Оказался ли услышан призыв — не «индивидами», а всем «человечеством» (что, конечно, все равно предполагает в первую очередь «индивидов», без которых, понятно, нет и никакого «человечества»)? Подействовали ли жертва и заклинание Ницше? Отозвались ли хоть чем-нибудь всеобщие manes profundi?
Поворот IV. Современная антиматрица в книгах Карлоса Кастанеды
Один великан окликает другого через
пустынные провалы времен,
и, не нарушаемый проказливо-шумной
карличьей суетней, остающейся под ними
и позади них, продолжается
разговор высоких умов.
Фридрих Ницше
Чтобы в леденящем душу одиночестве
пуститься в странствие по немыслимым
пространствам иных миров, требуется
нечто повнушительнее алчности. Любовь.
Нужна любовь к жизни, к авантюре,
к тайне. Нужно обладать неиссякаемой
любознательностью и огромной
смелостью.
Карлос Кастанеда
Уровень 11. Рывок к свободе
Молния, брошенная Ницше в ночь с такой страстью и силой, то есть с любовью к человечеству, была равнодушно проглочена ночью матрицы. Катарсис не состоялся. Воцарилась непроглядная мировая ночь, и бездна, любовником которой предназначен быть человек, стала окончательно недоступной. И раз уж я тут поневоле воспользовался метафорой Мартина Хайдеггера, мне поневоле же придется привлечь и другую его метафору — впрочем, близкую к той, которую я сам пустил в ход уже в заглавии этой книги. Не удалось мне избежать этой ловушки сочинительства — тут уж ничего не поделаешь.

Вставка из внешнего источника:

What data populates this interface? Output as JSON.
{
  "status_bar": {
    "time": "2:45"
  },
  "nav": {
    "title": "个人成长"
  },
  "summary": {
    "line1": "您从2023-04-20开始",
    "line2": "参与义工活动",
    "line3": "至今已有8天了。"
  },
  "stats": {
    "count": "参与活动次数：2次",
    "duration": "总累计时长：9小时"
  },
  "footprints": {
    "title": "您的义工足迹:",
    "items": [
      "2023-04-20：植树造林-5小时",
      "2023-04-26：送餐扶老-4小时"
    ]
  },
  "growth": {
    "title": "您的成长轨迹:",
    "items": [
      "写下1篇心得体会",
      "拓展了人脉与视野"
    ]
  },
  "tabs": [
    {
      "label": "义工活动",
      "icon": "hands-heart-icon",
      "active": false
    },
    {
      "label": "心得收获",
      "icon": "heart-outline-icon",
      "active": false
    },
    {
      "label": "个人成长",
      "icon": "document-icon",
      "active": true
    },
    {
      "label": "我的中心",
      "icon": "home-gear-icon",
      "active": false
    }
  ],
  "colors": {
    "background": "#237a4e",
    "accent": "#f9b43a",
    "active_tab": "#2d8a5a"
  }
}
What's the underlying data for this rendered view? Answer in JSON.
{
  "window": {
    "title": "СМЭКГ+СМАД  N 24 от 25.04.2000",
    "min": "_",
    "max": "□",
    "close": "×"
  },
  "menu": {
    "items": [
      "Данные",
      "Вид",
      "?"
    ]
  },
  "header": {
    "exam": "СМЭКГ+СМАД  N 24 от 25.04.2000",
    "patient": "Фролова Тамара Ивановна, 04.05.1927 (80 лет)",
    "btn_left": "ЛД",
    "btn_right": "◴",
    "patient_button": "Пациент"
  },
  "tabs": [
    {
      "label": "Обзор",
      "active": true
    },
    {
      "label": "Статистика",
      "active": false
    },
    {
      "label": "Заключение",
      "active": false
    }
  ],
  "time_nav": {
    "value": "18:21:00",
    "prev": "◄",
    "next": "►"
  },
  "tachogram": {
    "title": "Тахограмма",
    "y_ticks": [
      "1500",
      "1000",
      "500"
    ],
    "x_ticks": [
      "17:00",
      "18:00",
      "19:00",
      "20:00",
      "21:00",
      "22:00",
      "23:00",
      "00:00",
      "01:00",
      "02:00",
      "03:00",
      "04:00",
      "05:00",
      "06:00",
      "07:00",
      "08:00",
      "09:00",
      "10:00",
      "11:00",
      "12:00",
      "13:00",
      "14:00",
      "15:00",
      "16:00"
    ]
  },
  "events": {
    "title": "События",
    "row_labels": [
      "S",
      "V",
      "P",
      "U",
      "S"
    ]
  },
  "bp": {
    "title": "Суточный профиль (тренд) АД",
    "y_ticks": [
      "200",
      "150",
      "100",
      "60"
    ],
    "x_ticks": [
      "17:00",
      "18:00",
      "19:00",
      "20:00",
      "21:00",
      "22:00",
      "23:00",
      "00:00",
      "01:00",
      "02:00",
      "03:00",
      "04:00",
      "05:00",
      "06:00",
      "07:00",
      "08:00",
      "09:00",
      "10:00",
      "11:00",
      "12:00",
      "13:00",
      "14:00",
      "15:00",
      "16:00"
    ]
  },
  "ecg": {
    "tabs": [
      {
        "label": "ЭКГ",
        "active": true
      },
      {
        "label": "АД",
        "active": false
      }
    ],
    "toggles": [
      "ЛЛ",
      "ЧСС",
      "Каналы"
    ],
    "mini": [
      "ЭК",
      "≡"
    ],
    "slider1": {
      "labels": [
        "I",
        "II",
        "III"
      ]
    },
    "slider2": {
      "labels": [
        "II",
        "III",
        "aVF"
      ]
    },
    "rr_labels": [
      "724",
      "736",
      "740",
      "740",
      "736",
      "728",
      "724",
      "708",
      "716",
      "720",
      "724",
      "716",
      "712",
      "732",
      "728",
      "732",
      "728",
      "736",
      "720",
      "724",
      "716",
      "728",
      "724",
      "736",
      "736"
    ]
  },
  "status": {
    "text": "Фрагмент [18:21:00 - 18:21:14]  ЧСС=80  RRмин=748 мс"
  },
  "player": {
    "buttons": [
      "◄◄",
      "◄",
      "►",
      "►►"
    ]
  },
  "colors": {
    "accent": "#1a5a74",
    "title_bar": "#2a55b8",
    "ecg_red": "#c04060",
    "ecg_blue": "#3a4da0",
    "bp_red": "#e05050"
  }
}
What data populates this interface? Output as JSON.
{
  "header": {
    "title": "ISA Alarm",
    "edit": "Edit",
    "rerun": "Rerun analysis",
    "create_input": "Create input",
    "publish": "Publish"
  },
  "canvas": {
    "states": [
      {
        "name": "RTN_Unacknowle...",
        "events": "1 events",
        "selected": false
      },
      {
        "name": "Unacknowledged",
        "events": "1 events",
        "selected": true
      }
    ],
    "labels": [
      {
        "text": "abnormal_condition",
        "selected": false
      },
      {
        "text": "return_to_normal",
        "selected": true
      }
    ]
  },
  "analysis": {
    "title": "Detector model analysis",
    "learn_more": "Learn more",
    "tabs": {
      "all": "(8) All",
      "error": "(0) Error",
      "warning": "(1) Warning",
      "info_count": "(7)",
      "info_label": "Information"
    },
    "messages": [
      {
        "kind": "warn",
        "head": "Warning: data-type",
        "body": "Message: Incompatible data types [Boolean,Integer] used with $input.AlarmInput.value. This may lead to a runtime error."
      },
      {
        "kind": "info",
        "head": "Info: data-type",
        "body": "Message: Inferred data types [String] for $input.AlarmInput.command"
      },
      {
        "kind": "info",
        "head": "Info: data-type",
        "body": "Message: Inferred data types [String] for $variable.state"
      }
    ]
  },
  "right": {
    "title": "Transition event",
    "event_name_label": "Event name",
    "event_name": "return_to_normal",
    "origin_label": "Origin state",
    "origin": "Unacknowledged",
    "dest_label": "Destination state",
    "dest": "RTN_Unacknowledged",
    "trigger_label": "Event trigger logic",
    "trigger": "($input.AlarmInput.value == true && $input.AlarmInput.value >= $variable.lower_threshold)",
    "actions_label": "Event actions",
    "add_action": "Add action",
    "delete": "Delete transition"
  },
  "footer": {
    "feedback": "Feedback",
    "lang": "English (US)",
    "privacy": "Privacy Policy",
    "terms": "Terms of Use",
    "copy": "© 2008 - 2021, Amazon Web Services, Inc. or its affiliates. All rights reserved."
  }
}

В своем эссе о Рильке Хайдеггер говорит: «Во времена мировой ночи нужно испытать и выдержать бездонность мира. Но для этого необходимо, чтобы были такие, которые спустились в бездну (…) Тот из смертных, кому раньше и иначе, чем другим, выпадает на долю спуститься в бездну, узнаёт метки, которые делает бездна. Они для поэта — следы ушедших богов. Такой след, по Гёльдерлину, оставляет обезбоженным людям во мраке их мировой ночи Дионис, Винобог». Высказавшись такой метафорой (а его мышление никогда и не выходит, вернее, не хочет выходить за пределы метафорического), Хайдеггер спрашивает, встретится ли нам сегодня, после Гёльдерлина, кто-нибудь, кто тоже спускался в бездну, и если да, то сколь глубоко он спускался в нее. (Он считает, что да, встретится — и это именно Рильке.)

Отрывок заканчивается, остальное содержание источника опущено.